Ferdi menambahkan, pihak kepolisian harus patuh terhadap UUD 1945 amandemen keempat untuk tidak mengkriminalisasi peladang atau petani. “Menangkap tidak akan menyelesaikan masalah,” ungkap Ferdi.
Program Manajer Yayasan Pusaka Bentala Ditta mengungkapkan, polisi menangkap petani dengan menggunakan Undang-Undang Nomor 32 tentang Perlindungan dan Pengelolaan Lingkungan Hidup yang dibuat dalam spanduk-spanduk di setiap jalan. Padahal, undang-undang yang sama juga memperbolehkan petani membakar lahan dengan syarat tertentu.
"Syaratnya tidak boleh lebih dari dua hektar, salah satu dampingan kami di Murung Raya, dia disabilitas, buta dan tuli, ditangkap padahal tidak sampai dua hektar kebun sendiri dan sudah lapor pemerintah desa," kata Ditta.
Sebelumnya, saat aksi climate strike,perwakilan pemuda di Palangkaraya bertemu dengan anggota DPRD Provinsi dan Gubernur Kalteng Sugianto Sabran. Di momen itu, pemerintah sepakat untuk memenuhi tuntutan masyarakat terkait peladang yang ditangkapi.
Syaratnya tidak boleh lebih dari dua hektar, salah satu dampingan kami di Murung Raya, dia disabilitas, buta dan tuli, ditangkap padahal tidak sampai dua hektar kebun sendiri dan sudah lapor pemerintah desa, kata Ditta.
Lahan perkebunan terbakar
Di Kalteng terdapat, Polda Kalteng sedang menyelidiki 18 perusahaan perkebunan yang lahannya terbakar, satu orang dari perusahaan sudah menjadi tersangka, sedangkan sisanya masih dalam penyelidikan. Gakkum KLHK pun menyegel sembilan perusahaan, dua di antaranya sudah ada tersangka.
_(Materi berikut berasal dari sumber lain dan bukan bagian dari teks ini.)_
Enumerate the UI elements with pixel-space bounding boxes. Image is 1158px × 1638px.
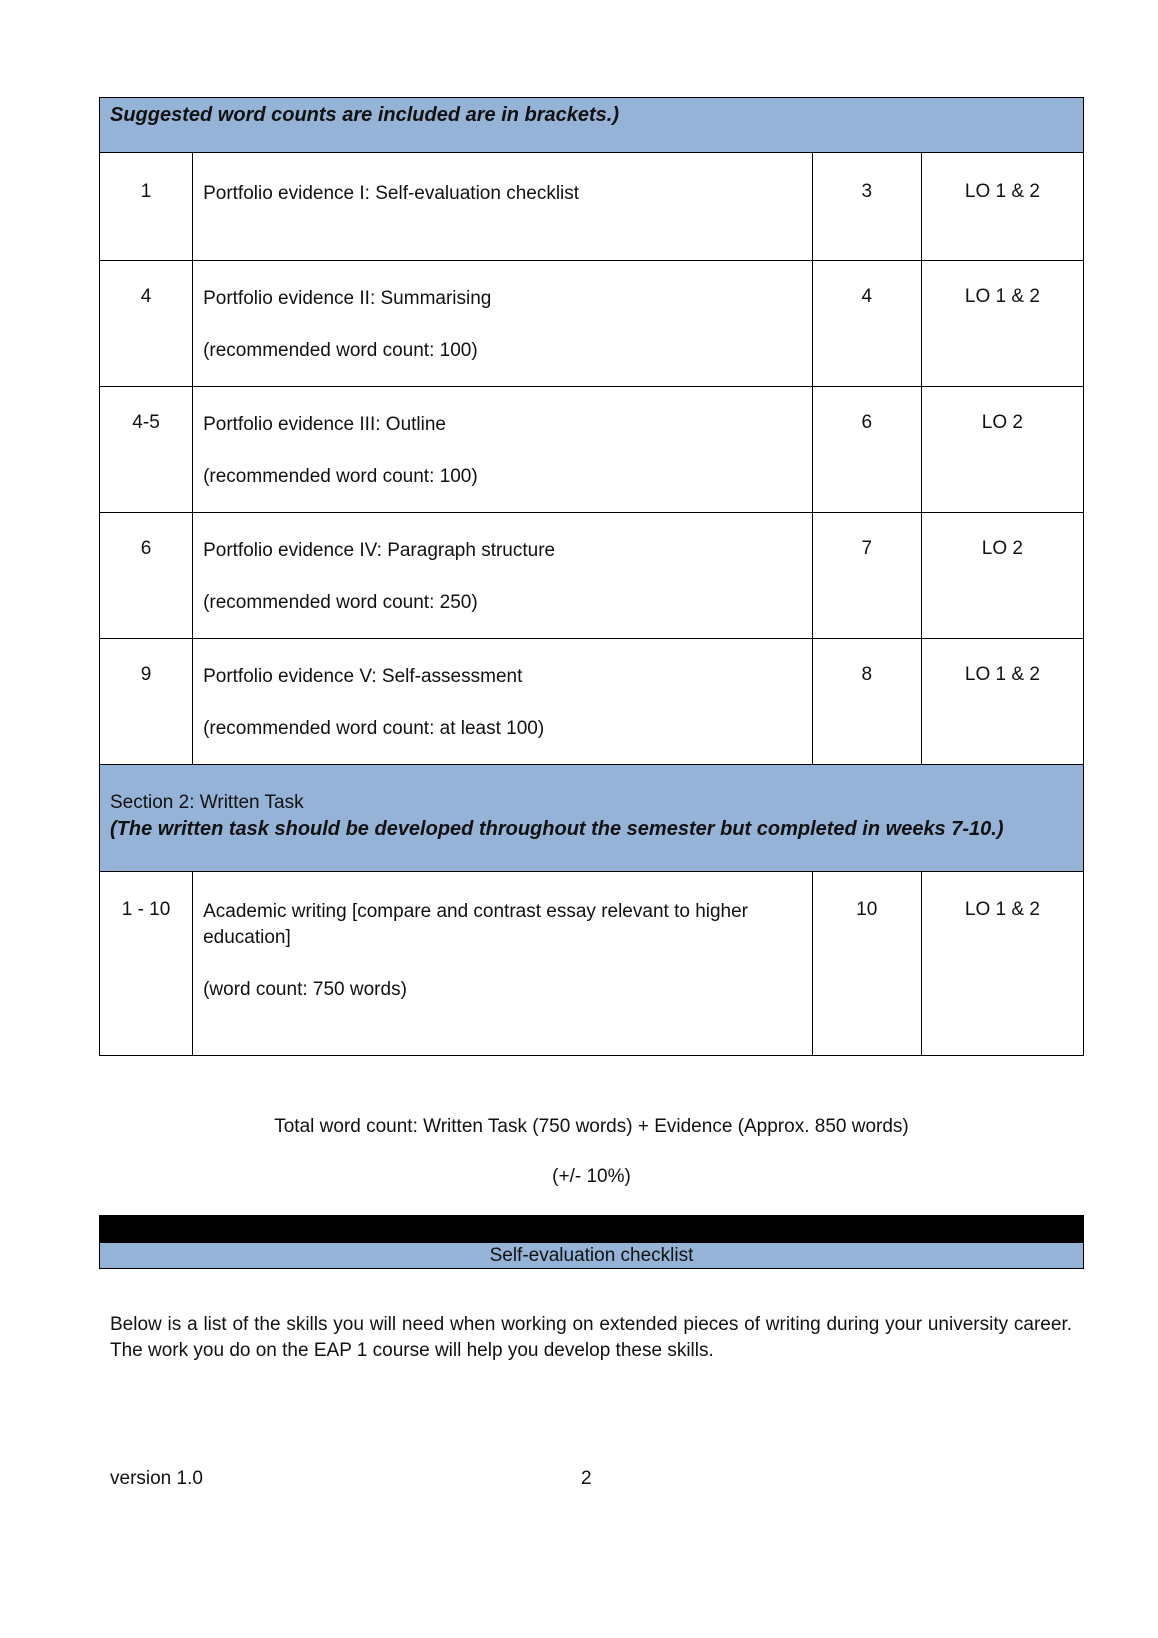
due-week-cell: 8 xyxy=(812,639,921,765)
learning-outcome-cell: LO 1 & 2 xyxy=(921,261,1083,387)
section-2-note: (The written task should be developed throughout the semester but completed in weeks 7-10.) xyxy=(110,818,1004,840)
due-week-cell: 3 xyxy=(812,153,921,261)
due-week-cell: 7 xyxy=(812,513,921,639)
task-title: Portfolio evidence I: Self-evaluation checklist xyxy=(203,183,580,204)
week-cell: 4 xyxy=(100,261,193,387)
week-cell: 9 xyxy=(100,639,193,765)
total-word-count: Total word count: Written Task (750 words) + Evidence (Approx. 850 words) xyxy=(274,1116,909,1137)
table-band-intro xyxy=(100,98,1084,153)
due-week-cell: 10 xyxy=(812,872,921,1056)
learning-outcome-cell: LO 1 & 2 xyxy=(921,153,1083,261)
task-cell xyxy=(193,639,813,765)
divider-bar xyxy=(99,1215,1084,1242)
due-week-cell: 6 xyxy=(812,387,921,513)
task-cell xyxy=(193,513,813,639)
week-cell: 1 xyxy=(100,153,193,261)
word-count-tolerance: (+/- 10%) xyxy=(552,1166,631,1187)
table-row xyxy=(100,387,1084,513)
task-title: Portfolio evidence V: Self-assessment xyxy=(203,666,523,687)
task-word-count: (recommended word count: 250) xyxy=(203,592,478,613)
task-cell xyxy=(193,261,813,387)
learning-outcome-cell: LO 2 xyxy=(921,513,1083,639)
section-2-title: Section 2: Written Task xyxy=(110,792,304,813)
learning-outcome-cell: LO 2 xyxy=(921,387,1083,513)
task-cell xyxy=(193,872,813,1056)
week-cell: 4-5 xyxy=(100,387,193,513)
intro-band-text: Suggested word counts are included are in brackets.) xyxy=(110,104,620,126)
table-row xyxy=(100,872,1084,1056)
checklist-heading: Self-evaluation checklist xyxy=(99,1242,1084,1269)
footer-page-number: 2 xyxy=(581,1468,592,1489)
task-title: Portfolio evidence IV: Paragraph structure xyxy=(203,540,556,561)
table-row xyxy=(100,153,1084,261)
task-word-count: (recommended word count: 100) xyxy=(203,466,478,487)
task-cell xyxy=(193,153,813,261)
task-title: Portfolio evidence II: Summarising xyxy=(203,288,492,309)
learning-outcome-cell: LO 1 & 2 xyxy=(921,872,1083,1056)
task-word-count: (recommended word count: 100) xyxy=(203,340,478,361)
table-row xyxy=(100,261,1084,387)
table-band-section-2 xyxy=(100,765,1084,872)
task-title: Academic writing [compare and contrast essay relevant to higher education] xyxy=(203,901,749,948)
table-row xyxy=(100,513,1084,639)
checklist-intro-paragraph: Below is a list of the skills you will need when working on extended pieces of writing during your university career. The work you do on the EAP 1 course will help you develop these skills. xyxy=(110,1314,1072,1361)
assessment-schedule-table xyxy=(99,97,1084,1056)
task-word-count: (word count: 750 words) xyxy=(203,979,407,1000)
footer-version: version 1.0 xyxy=(110,1468,203,1489)
week-cell: 6 xyxy=(100,513,193,639)
task-cell xyxy=(193,387,813,513)
table-row xyxy=(100,639,1084,765)
task-title: Portfolio evidence III: Outline xyxy=(203,414,446,435)
due-week-cell: 4 xyxy=(812,261,921,387)
week-cell: 1 - 10 xyxy=(100,872,193,1056)
task-word-count: (recommended word count: at least 100) xyxy=(203,718,545,739)
learning-outcome-cell: LO 1 & 2 xyxy=(921,639,1083,765)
Sampai saat ini Polda Kalteng sedang menyelidiki 148 kasus pembakaran lahan baik korporasi maupun peladang, dengan jumlah tersangka 88 orang yang semuanya sudah ditahan. Belum ada tersangka dari dua kasus korporasi yang sedang diseldiki Polda.
Kepala Bidang Hubungan Masyarakat Polda Kalteng Ajun Komisaris Besar Hendra Rochmawan mengungkapkan, saat ini pihaknya berkomitmen untuk menindak tegas pembakar lahan. Selama bisa dibuktikan hukum sesorang atau korporasi melakukan pembakaran lahan maka pilihannya adalah pidana.
“Kami sudah lakukan berbagai cara untuk sosialisasi aturan larangan membakar, namun tetap saja melakukannya. Maka perlu ada tindakan tegas agar ada efek jera,” kata Hendra.